Vanwege het uitblijven van positieve resultaten bij de afwikkeling van het belang in Bovemij (het enige betekenisvolle actief van PB Holding) en het verder uit de hand lopen van de beheerskosten in 2023, polst Recalcico Beheer BV momenteel het animo van aandeelhouders om te komen tot een beleidswijziging bij deze vennootschap. Kernpunt daarbij is het versneld beëindiging van de kostbare beursnotering (al dan niet na het verkopen van het lege vehikel) en het desgewenst aanhouden van het Bovemij-belang in een niet-genoteerde entiteit. Volgens Recalcico is op die wijze een kostenbesparing van meer dan 60% eenvoudig haalbaar, hetgeen in ieder geval een halt toeroept aan de stelselmatige waardevernietiging. Nadelige gevolgen voor de gewenste verkoop van het belang in Bovemij heeft deze structuurwijziging niet.
Na een teleurstellende overname door Hedin van de activa van PB Holding in 2022 tegen een prijs die significant lager lag dan de economische waarde, is het beursvehikel (inmiddels omgedoopt tot PB Holding) in stand gehouden onder de belofte dat het enig overgebleven actief, een belang van rum 5% in aandelen van de verzekeraar Bovemij, zonder korting op de economische waarde, te gelde gemaakt zou gaan worden.
Nu, twee jaar later, moet geconcludeerd worden dat van enige progressie op dit punt geen sprake is. Sterker nog, volgens het laatst bekende rapport is de economische waarde van de aandelen Bovemij (na aftrek van een discount vanwege illiquiditeit) zelfs fors gedaald van € 37,60 naar € 32,27 en het vervreemden van het aandelenpakket, tegen welke prijs dan ook, wordt vanwege allerlei beperkende voorwaarden, steeds moeilijker.
Recalcico is van mening dat het niet halen van de gecommuniceerde doelstelling(en) op zich niet kwalificeert als wanbeleid, maar betwijfelt of het in stand houden van (de beursnotering van) het vehikel, nog in het belang van de aandeelhouders is.
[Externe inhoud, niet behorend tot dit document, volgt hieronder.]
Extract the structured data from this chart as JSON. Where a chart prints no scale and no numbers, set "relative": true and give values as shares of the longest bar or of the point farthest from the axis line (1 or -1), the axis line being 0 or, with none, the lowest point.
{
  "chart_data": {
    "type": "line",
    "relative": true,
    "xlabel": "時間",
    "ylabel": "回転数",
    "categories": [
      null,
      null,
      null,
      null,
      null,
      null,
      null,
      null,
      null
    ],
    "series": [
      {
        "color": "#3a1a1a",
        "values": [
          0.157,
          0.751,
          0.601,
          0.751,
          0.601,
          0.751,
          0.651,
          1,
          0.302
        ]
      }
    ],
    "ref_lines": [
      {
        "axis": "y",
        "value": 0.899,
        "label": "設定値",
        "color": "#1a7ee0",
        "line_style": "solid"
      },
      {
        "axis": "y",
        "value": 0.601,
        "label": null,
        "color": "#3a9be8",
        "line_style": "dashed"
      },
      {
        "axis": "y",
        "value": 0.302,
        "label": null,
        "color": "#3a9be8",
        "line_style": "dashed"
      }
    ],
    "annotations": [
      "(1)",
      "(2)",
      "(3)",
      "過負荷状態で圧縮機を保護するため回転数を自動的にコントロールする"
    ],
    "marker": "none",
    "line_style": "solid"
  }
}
Nu een significant deel van de (stijgende) kosten (in)direct ten goede komt aan de CEO, of aan hem gelieerde partijen, en de Raad van Commissarissen, neemt Recalcico aan dat zij bij de beslissing om op de ingeslagen weg voort te gaan, hun eigenbelang ten onrechte hebben laten prevaleren.
Recalcico ziet dan ook aanleiding om te veronderstellen, dat aandeelhouders de decharge aan bestuur en commissarissen, zouden moeten onthouden en dat geldt tevens voor het voorstel tot herbenoeming van een commissaris van wie de zittingstermijn binnenkort afloopt en de termijn dan notabene ook de 12 jaar (zoals genoemd in de corporate governance code) overschrijdt.
Recalcico heeft door inhoudelijk overleg met de vennootschap gepoogd haar te overtuigen van de noodzaak de ingeslagen, naar haar mening heilloze en onnodig kostbare, weg geruisloos te verlaten. Nu deze inspanning niet succesvol is gebleken, richt zij zich direct tot de aandeelhouders van PB Holding in een poging een beleidswijziging alsnog te realiseren.